The Arniko Highway is one of the most dangerous roads in the world. It provides Nepal’s overland link with Tibet and China. "One mistake, game over".

The road, part of the AH42, is asphalted, and connects Kathmandu to Nepal's border with China. It’s particularly vulnerable to landslides and sections are likely to be closed temporarily during the monsoon months (May to August). These parts are now gravel sections. The road is also known as Araniko highway. This road is of crucial importance to Nepal as it carries a very large amount of goods from China. It is considered one of the most dangerous highways in the country due its steep slopes. Heavy rains have caused multiple landslides on the road in recent years. The road has a long history of being blocked by landslides, particularly during the monsoon.
The road is 144 km (89 mi) long. It’s also known as Arniko Rajmarg. Every year, thousands of trucks drive on this road to transport goods between both countries. Many of the places in the area involves renting a solid 4WD or walking part of the way. It is among the most dangerous of highways in Nepal due to extremely steep slopes on each side of the road from Barabise onwards, massive landslides and bus plunges are not uncommon especially after rains. It’s more a narrow strip of tarmac or beaten earth snaking its way for 115km between ravines and peaks. It would be deadly were it not for the extraordinary dexterity of the bus and lorry drivers who negotiate its bends, working some sort of permanent miracle. The view is breathtaking, if you dare take your eyes off the road.

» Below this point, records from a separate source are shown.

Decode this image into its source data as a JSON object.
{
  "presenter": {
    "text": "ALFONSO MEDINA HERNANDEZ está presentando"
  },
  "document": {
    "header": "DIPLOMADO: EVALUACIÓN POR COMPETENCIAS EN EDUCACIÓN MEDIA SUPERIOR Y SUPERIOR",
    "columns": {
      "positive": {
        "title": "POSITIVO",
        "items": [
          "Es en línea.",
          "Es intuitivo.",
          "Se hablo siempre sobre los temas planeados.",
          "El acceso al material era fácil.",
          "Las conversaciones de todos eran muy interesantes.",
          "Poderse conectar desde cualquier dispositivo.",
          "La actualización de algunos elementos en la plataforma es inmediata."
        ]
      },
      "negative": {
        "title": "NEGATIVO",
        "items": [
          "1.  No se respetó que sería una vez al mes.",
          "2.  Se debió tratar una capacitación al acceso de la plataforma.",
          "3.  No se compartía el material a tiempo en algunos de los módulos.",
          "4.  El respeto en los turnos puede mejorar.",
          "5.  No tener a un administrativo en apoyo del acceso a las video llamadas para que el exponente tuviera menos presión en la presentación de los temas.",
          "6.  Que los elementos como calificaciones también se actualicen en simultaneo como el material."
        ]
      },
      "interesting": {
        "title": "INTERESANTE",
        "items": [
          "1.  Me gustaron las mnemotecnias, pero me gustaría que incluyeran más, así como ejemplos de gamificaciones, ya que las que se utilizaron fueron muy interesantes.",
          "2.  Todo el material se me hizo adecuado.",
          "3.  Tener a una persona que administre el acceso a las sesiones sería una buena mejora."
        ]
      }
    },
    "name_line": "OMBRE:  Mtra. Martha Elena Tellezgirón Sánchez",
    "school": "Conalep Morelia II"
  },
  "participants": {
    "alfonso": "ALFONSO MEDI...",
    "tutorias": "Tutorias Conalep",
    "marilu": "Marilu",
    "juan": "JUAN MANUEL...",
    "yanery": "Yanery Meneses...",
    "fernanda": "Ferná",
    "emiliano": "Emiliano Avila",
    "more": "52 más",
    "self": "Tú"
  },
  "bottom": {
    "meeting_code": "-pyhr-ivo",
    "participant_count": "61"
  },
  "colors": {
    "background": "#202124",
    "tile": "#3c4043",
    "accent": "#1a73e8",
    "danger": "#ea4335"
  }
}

The road is located northeast of the Kathmandu Valley and attracts some mountain bikers, though bus and truck traffic can be heavy. It follows the extremely steep Himalayan mountainsides that are very prone to landslides during and immediately after rains (including monsoon). The highway is named after Arniko, a 13th-century Nepalese architect who introduced Nepalese architectural styles to Tibet and China.

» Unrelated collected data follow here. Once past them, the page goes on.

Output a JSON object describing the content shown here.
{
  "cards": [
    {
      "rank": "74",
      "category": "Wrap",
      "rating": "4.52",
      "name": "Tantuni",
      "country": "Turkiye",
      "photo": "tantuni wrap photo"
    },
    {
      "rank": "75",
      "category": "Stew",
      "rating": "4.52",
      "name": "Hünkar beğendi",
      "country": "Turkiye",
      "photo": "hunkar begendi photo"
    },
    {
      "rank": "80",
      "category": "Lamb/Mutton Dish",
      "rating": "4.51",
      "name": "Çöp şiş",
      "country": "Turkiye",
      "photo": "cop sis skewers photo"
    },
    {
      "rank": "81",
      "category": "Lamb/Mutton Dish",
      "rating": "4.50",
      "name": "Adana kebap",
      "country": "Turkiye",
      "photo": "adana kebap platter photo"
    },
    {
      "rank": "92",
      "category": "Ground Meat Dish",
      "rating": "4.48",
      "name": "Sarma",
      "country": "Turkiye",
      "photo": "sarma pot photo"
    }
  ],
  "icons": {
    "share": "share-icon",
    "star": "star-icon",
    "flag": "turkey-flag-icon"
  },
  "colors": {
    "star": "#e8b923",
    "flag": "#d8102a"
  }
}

The road is winding, in some places only wide enough for one vehicle, and in many places bordered by a drop of hundreds of meters (many hundreds of feet) unprotected by guardrails. Leaving the Kathmandu Valley through a gap at its eastern edge, this is the Nepal’s only road to the Tibet border. Constructed by the Chinese in the mid-1960s – to long-standing rival India’s great distress – the highway is a busy conduit for lorry-loads of Chinese goods by way of Lhasa.